From the Service Hospitalier Frederic Joliot, CEA, Departement de Biologie, Hopital d'Orsay (France) (Drs Blin, Baron, and Cambon); the Clinique de Neurologie et Neuropsychologie and Institut National de la Santé et de la Recherche Medicale U289, Hopital de la Salpêtrière, Paris, France (Drs Dubois, Pillon, and Agid); the Service de Neurologie, Hopital Beaujon, Clichy (France) (Dr Cambier); and the Institut National de la Santé et de la Recherche Medicale, U320, Caen, France (Dr Baron).

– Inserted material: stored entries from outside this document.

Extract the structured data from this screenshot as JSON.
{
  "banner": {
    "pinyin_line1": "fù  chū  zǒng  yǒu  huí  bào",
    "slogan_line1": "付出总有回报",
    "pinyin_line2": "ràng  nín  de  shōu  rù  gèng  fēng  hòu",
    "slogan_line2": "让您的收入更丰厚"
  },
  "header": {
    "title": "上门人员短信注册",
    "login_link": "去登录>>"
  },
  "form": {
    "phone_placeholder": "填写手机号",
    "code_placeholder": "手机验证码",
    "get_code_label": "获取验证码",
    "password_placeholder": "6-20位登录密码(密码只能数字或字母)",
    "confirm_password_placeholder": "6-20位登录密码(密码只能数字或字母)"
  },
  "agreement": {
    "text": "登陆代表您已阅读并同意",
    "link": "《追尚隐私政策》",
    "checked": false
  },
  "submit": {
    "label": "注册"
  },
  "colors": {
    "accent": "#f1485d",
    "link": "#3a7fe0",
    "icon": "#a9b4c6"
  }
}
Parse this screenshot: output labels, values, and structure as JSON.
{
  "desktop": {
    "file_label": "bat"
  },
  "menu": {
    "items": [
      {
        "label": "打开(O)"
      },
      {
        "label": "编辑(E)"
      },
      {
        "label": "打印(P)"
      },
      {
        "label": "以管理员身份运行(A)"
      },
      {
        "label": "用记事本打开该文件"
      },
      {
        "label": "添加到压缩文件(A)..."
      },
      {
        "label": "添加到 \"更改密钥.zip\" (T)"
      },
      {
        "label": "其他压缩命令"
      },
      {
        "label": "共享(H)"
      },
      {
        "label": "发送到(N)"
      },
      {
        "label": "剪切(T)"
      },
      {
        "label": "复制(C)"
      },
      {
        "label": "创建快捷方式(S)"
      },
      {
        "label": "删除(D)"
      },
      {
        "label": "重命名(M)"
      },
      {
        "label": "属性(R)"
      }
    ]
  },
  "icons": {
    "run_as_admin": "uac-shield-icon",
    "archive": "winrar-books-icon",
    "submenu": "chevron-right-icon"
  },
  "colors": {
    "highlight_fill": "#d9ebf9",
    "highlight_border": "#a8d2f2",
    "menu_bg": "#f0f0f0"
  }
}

Arch Neurol. 1990;47(7):747-752. doi:10.1001/archneur.1990.00530070035009

• In 41 patients with progressive supranuclear palsy (PSP) that was diagnosed on the basis of eight clinical criteria (25 patients with all eight criteria [probable PSP] and 16 with six or seven criteria [possible PSP]), we studied cerebral energy metabolism by using positron emission tomography and the fludeoxyglucose F 18 or the oxygen 15 method. Compared with age-matched controls, each of the cortical and subcortical metabolic values was significantly reduced, with a predominance in the frontal cortex, in both groups of patients with probable and possible PSP, without a difference between these two groups, suggesting similar underlying disease. The frontal metabolic value decreased with disease duration, but the relative frontal hypometabolism (expressed as the fronto-occipital metabolic ratio) was apparently already present in the early stages of the disease. The parkinsonian motor score was correlated with the caudate and thalamic metabolic values. The intellectual deterioration index was significantly correlated with both the frontal and the nonfrontal metabolic values. Finally, the frontal neuropsychological score was significantly correlated with only the fronto-occipital metabolic ratio. Hence, in PSP, a degenerative brain disease with subcortical lesions, the prominent frontal lobe-like syndrome essentially depends on the relative hypometabolism of the frontal cortex.